Sears and coworkers conducted a placebo controlled, crossover study in patients with mild stable asthma to evaluate the effects of regular versus on-demand inhaled fenoterol therapy for 24 weeks.²⁵ In the 57 patients who did better with one of the two regimens, only 30% had better asthma control when receiving regularly administered bronchodilators, whereas 70% had better asthma control when they employed the bronchodilators only as needed. More recently, a study by Drazen and coworkers randomly assigned 255 patients with mild asthma to inhaled albuterol either on a regular basis (two puffs four times per day) or only on an as-needed basis for 16 weeks.²⁶ There were no significant differences between the two groups in a variety of outcomes, including morning peak expiratory flow, diurnal peak flow variability, forced expiratory volume in one second, number of puffs of supplemental as-needed albuterol, asthma symptoms, or airway reactivity to methacholine. Since neither benefit nor harm was seen, it was concluded that inhaled albuterol should be prescribed for patients with mild asthma on an as-needed basis. A recent meta-analysis of pooled results from 22 randomized, placebo-controlled trials that studied at least one week of regularly administered β₂-agonist in patients with asthma compared to a placebo group (that did not permit "as-needed" β₂ agonist use) concluded that regular use results in tolerance to the drug's bronchodilator and non-bronchodilator effects and maybe associated with poorer disease control compared to placebo. However, there was no decline in the mean FEV₁ after regular treatment with β₂-agonists.

Pharmacogenetics
Polymorphisms of the gene for the β₂-adrenergic receptor (AR) may be important in determining the clinical response to beta-agonists. For the β_2-AR gene, single nucleotide polymorphisms (SNPs) have been defined at condons 16 and 27. The normal or "wild type" pattern is arginine-16-glycine and glutamine-27-glutamic acid, but SNPs have been described with homozygous pairing (eg, Gly16 Gly, Arg16 Arg, Glu27 Glu, and Gln27 Gln). Importantly, the frequency of these polymorphisms is the same in the normal population as in a population of asthmatics. Also, the presence of a gene variant itself does not appear to influence baseline lung function. However, in the presence of a polymorphism the acute bronchodilator response to a beta agonist, or protection from a bronchoconstrictor, is affected. Studies indicate that patients with Arg16 Arg variant, the resulting β₂AR is resistant to endogenous circulating catecholamines (eg, receptor density and integrity is preserved) with a subsequent ability to produce an acute bronchodilator response to an agonist. In patients with Gly16 Gly, the β₂AR is down regulated by endogenous catecholamines, therefore the acute bronchodilator response is reduced or blunted. In relation to prolonged beta agonist therapy (eg, greater than 2 weeks) it appears that only patients who are homozygous for Arg16 who were receiving regularly scheduled beta-agonist aerosol had a persistent decrease in lung function over time (eg, tachyphylaxis). These same individuals, when switched to as needed albuterol, had no decrease in lung function, as is the case for homozygous Gly16. Polymorphisms at the 27 loci are of unclear significance. Also, the impact of haplotypes (eg, variant genes linked at > 2 loci) is presently unclear.

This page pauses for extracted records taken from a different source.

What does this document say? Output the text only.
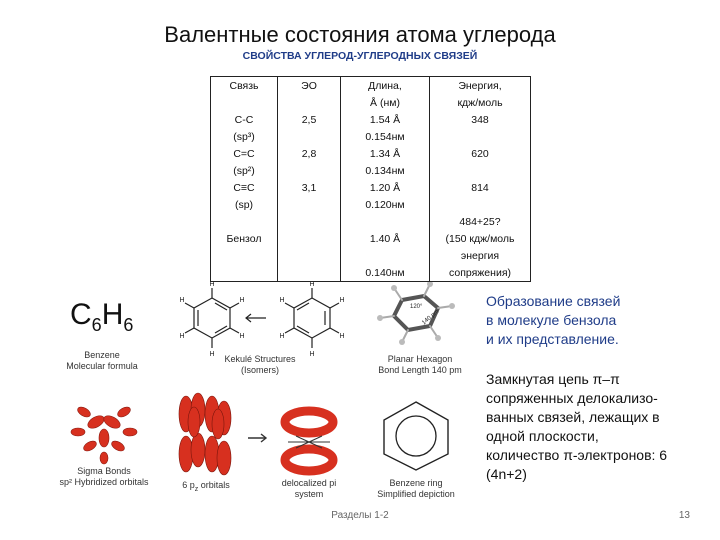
Валентные состояния атома углерода
СВОЙСТВА УГЛЕРОД-УГЛЕРОДНЫХ СВЯЗЕЙ
Связь	ЭО	Длина,	Энергия,
		Å (нм)	кдж/моль
C-C	2,5	1.54 Å	348
(sp³)		0.154нм	
C=C	2,8	1.34 Å	620
(sp²)		0.134нм	
C≡C	3,1	1.20 Å	814
(sp)		0.120нм	
			484+25?
Бензол		1.40 Å	(150 кдж/моль
			энергия
		0.140нм	сопряжения)
$C_6H_6$
Benzene
Molecular formula
H
H
H
H
H
H
H
H
H
H
H
H
Kekulé Structures
(Isomers)
120°
140 pm
Planar Hexagon
Bond Length 140 pm
Sigma Bonds
sp² Hybridized orbitals	6 $p_z$ orbitals	delocalized pi
system
Benzene ring
Simplified depiction
Образование связей
в молекуле бензола
и их представление.
Замкнутая цепь π–π
сопряженных делокализо-
ванных связей, лежащих в
одной плоскости,
количество π-электронов: 6
(4n+2)
Разделы 1-2	13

A recent study with transgenic mouse models using β₂AR knock-out as well as overexpression of β₂AR has suggested an alternative molecular mechanism for the effects of chronic exposure to β-agonists and effects on airway bronchodilator response. Interestingly and unexpectedly, the mice with absent β₂AR had markedly reduced bronchoconstrictive response to methacholine. The overexpressors of β₂AR who had continuous β₂AR signaling activity demonstrated an enhanced constrictive response. In addition, the overexpressors showed increased expression of a phospholipase C β₁ enzyme which is thought to mediate the contractile response to methacholine. Overall, this study provides a new molecular mechanism to understand the effects of chronic β-agonist therapy on attenuated bronchodilator response (eg, tachyphylaxis).

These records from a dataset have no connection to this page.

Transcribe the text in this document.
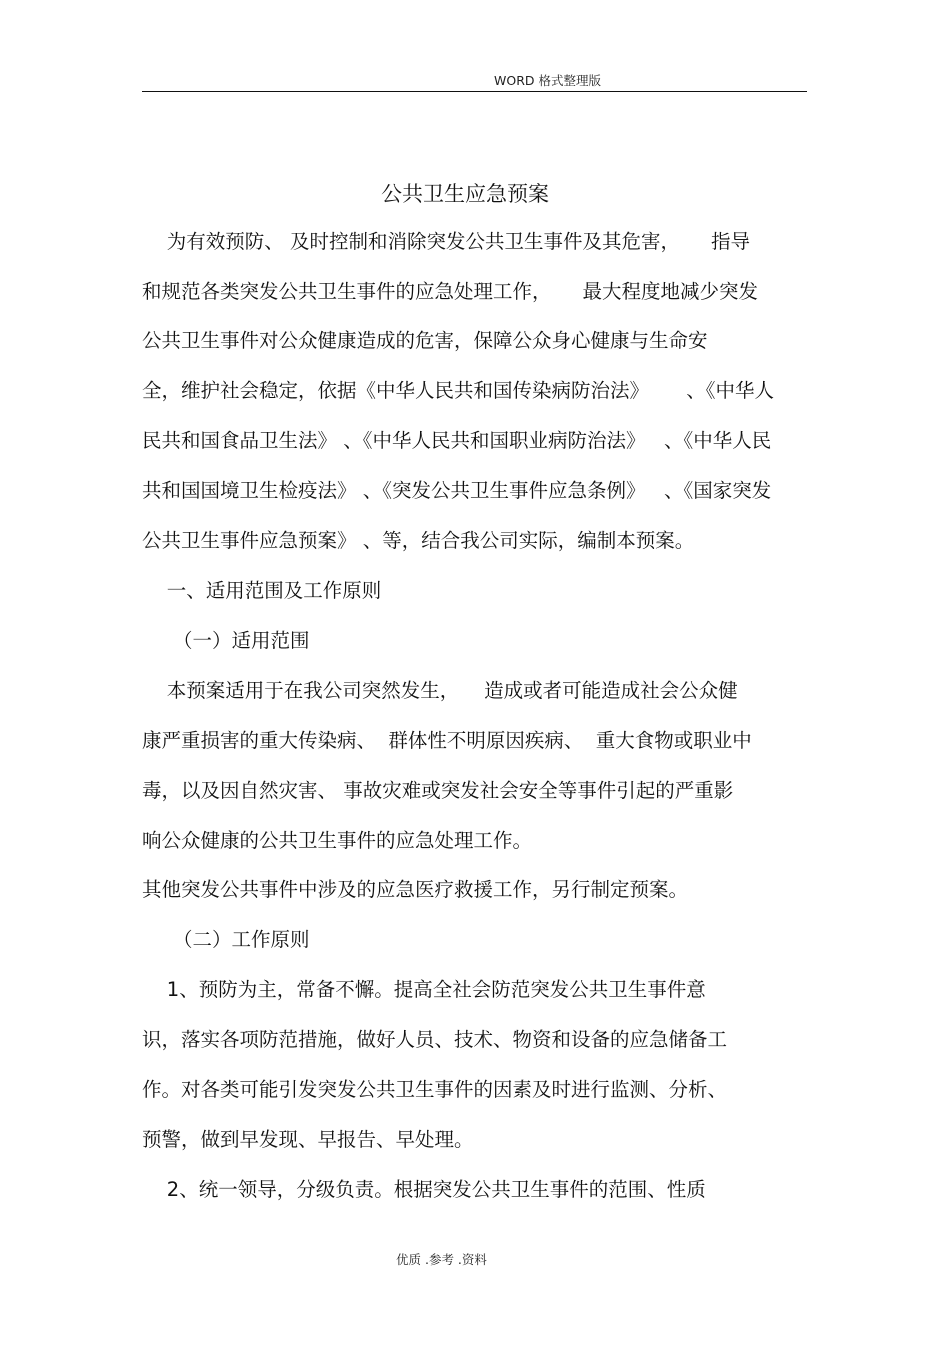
WORD 格式整理版
公共卫生应急预案
为有效预防、 及时控制和消除突发公共卫生事件及其危害，     指导
和规范各类突发公共卫生事件的应急处理工作，     最大程度地减少突发
公共卫生事件对公众健康造成的危害，保障公众身心健康与生命安
全，维护社会稳定，依据《中华人民共和国传染病防治法》      、《中华人
民共和国食品卫生法》 、《中华人民共和国职业病防治法》   、《中华人民
共和国国境卫生检疫法》 、《突发公共卫生事件应急条例》   、《国家突发
公共卫生事件应急预案》 、等，结合我公司实际，编制本预案。
一、适用范围及工作原则
（一）适用范围
本预案适用于在我公司突然发生，    造成或者可能造成社会公众健
康严重损害的重大传染病、  群体性不明原因疾病、  重大食物或职业中
毒，以及因自然灾害、 事故灾难或突发社会安全等事件引起的严重影
响公众健康的公共卫生事件的应急处理工作。
其他突发公共事件中涉及的应急医疗救援工作，另行制定预案。
（二）工作原则
1、预防为主，常备不懈。提高全社会防范突发公共卫生事件意
识，落实各项防范措施，做好人员、技术、物资和设备的应急储备工
作。对各类可能引发突发公共卫生事件的因素及时进行监测、分析、
预警，做到早发现、早报告、早处理。
2、统一领导，分级负责。根据突发公共卫生事件的范围、性质
优质 .参考 .资料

To date there is limited data on mutations involving the leukotriene cascade or corticosteroid metabolism. Polymorphisms of the 5-lipoxygenase (5-LO) promoter gene and the leukotriene C₄ (LTC₄) synthase gene have been described. Asthmatics with the "wild type" genotype at 5-LO have a greater response with 5-LO inhibitor therapy compared to asthmatics with a mutant gene. However, mutations of the 5-LO promoter occur only in about 5% of the asthmatic patients so it is unlikely to play an important role in most patients. A SNP in the LTC₄ synthase promoter gene (A-444C) is associated with increased leukotriene production and has a lower response to leukotriene modifying agents. Far less is known about genetic variability in the corticosteroid pathway. Polymorphisms in the glucocorticoid receptor gene have been identified, which appear to affect steroid binding and downstream pathways in various in vitro studies. However, polymorphisms in the glucocorticoid pathways have not been associated with the asthma phenotype or clinical steroid resistance.

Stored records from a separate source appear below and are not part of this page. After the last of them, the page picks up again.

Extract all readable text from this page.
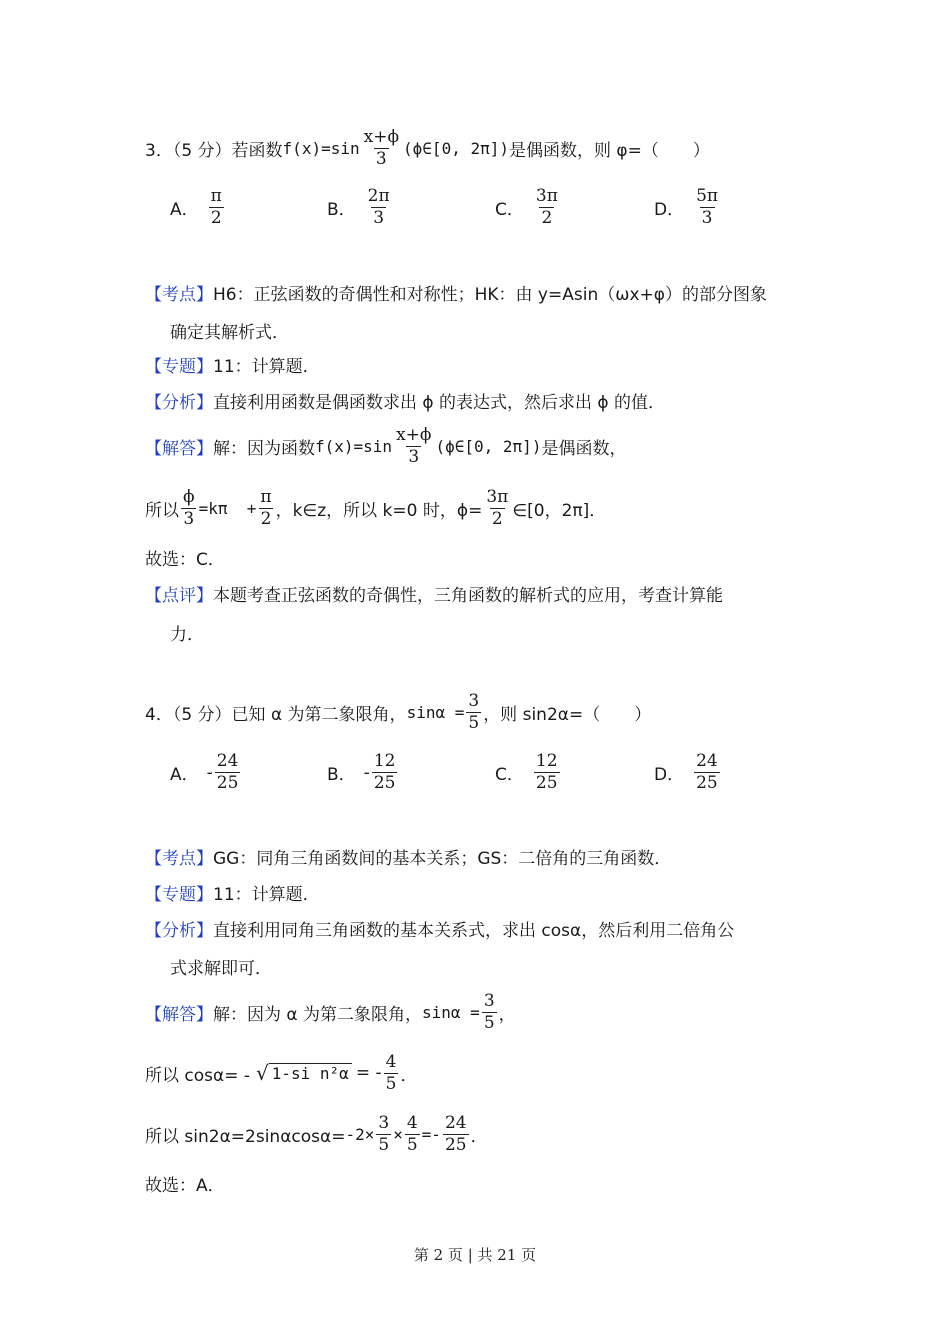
3．（5 分）若函数 $f(x)=\sin \frac{x+\phi}{3}$ (ϕ∈[0, 2π]) 是偶函数，则 φ=（　　）
A． $\frac{\pi}{2}$	B． $\frac{2\pi}{3}$	C． $\frac{3\pi}{2}$	D． $\frac{5\pi}{3}$
【考点】 H6：正弦函数的奇偶性和对称性；HK：由 y=Asin（ωx+φ）的部分图象
确定其解析式．
【专题】 11：计算题．
【分析】 直接利用函数是偶函数求出 ϕ 的表达式，然后求出 ϕ 的值．
【解答】 解：因为函数 $f(x)=\sin \frac{x+\phi}{3}$ (ϕ∈[0, 2π]) 是偶函数，
所以 $\frac{\phi}{3} =k\pi + \frac{\pi}{2}$ ，k∈z，所以 k=0 时，$\phi= \frac{3\pi}{2}$ ∈[0，2π]．
故选：C．
【点评】 本题考查正弦函数的奇偶性，三角函数的解析式的应用，考查计算能
力．
4．（5 分）已知 α 为第二象限角， $\sin\alpha = \frac{3}{5}$ ，则 sin2α=（　　）
A． - $\frac{24}{25}$	B． - $\frac{12}{25}$	C． $\frac{12}{25}$	D． $\frac{24}{25}$
【考点】 GG：同角三角函数间的基本关系；GS：二倍角的三角函数．
【专题】 11：计算题．
【分析】 直接利用同角三角函数的基本关系式，求出 cosα，然后利用二倍角公
式求解即可．
【解答】 解：因为 α 为第二象限角， $\sin\alpha = \frac{3}{5}$ ，
所以 cosα= - √ 1-si n²α = - $\frac{4}{5}$ ．
所以 $\sin 2\alpha=2\sin\alpha\cos\alpha= -2\times \frac{3}{5} \times \frac{4}{5} =- \frac{24}{25}$ ．
故选：A．
第 2 页 | 共 21 页
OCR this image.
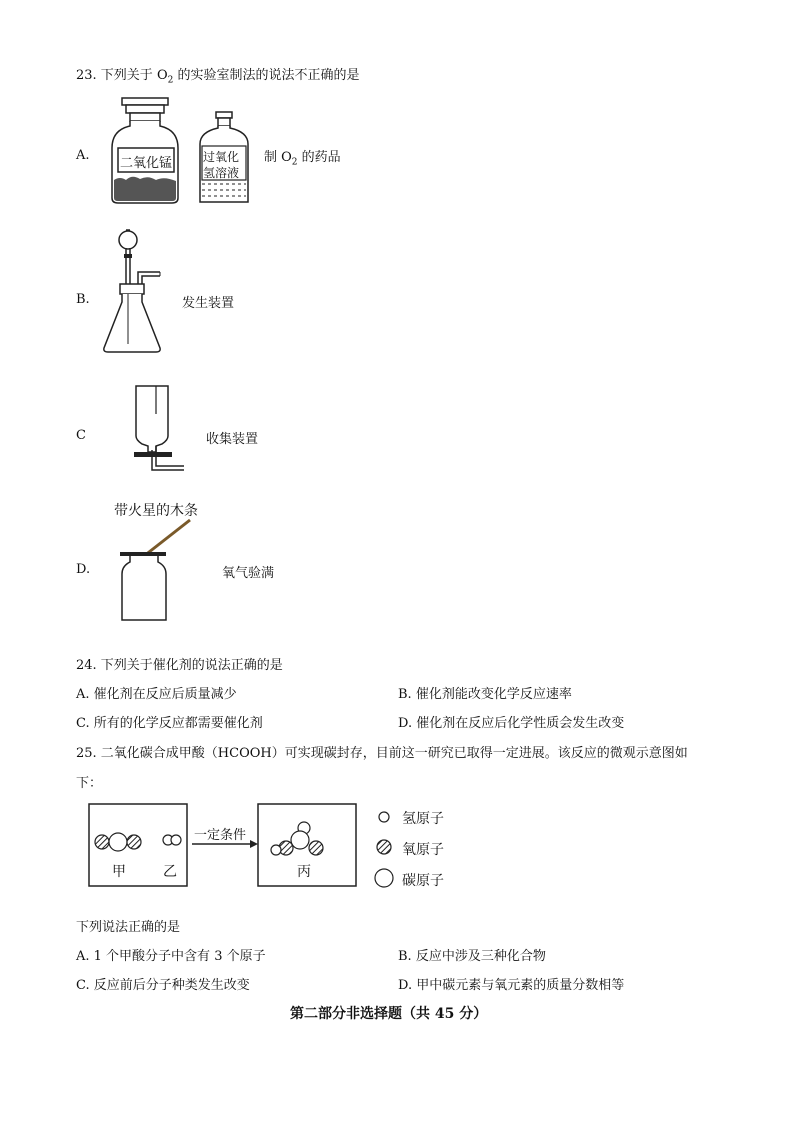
23. 下列关于 $O_2$ 的实验室制法的说法不正确的是
A.
二氧化锰	过氧化
氢溶液
制 $O_2$ 的药品
B.	发生装置
C	收集装置
带火星的木条
D.	氧气验满
24. 下列关于催化剂的说法正确的是
A. 催化剂在反应后质量减少	B. 催化剂能改变化学反应速率
C. 所有的化学反应都需要催化剂	D. 催化剂在反应后化学性质会发生改变
25. 二氧化碳合成甲酸（HCOOH）可实现碳封存，目前这一研究已取得一定进展。该反应的微观示意图如
下：
甲	乙
一定条件
丙
氢原子
氧原子
碳原子
下列说法正确的是
A. 1 个甲酸分子中含有 3 个原子	B. 反应中涉及三种化合物
C. 反应前后分子种类发生改变	D. 甲中碳元素与氧元素的质量分数相等
第二部分非选择题（共 45 分）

The history and physical examination are important for several reasons: (1) to confirm a diagnosis and exclude mimics such as hyperventilation syndrome, vocal cord adduction, heart failure, and others; (2) to assess the severity of airflow obstruction and the need for admission to the hospital; (3) to identify factors that might place a patient at particular risk for poor outcome; (4) to identify comorbid diseases that may complicate management, such as sinusitis, gastroesophageal reflux, and avoidable external triggers. The cardinal symptoms of asthma include episodic dyspnea, chest tightness, wheezing, and cough. Some patients may present with atypical symptoms, such as cough alone (cough-equivalent asthma) or only dyspnea on exertion. It is essential to specifically inquire about nocturnal symptoms because these are often ignored.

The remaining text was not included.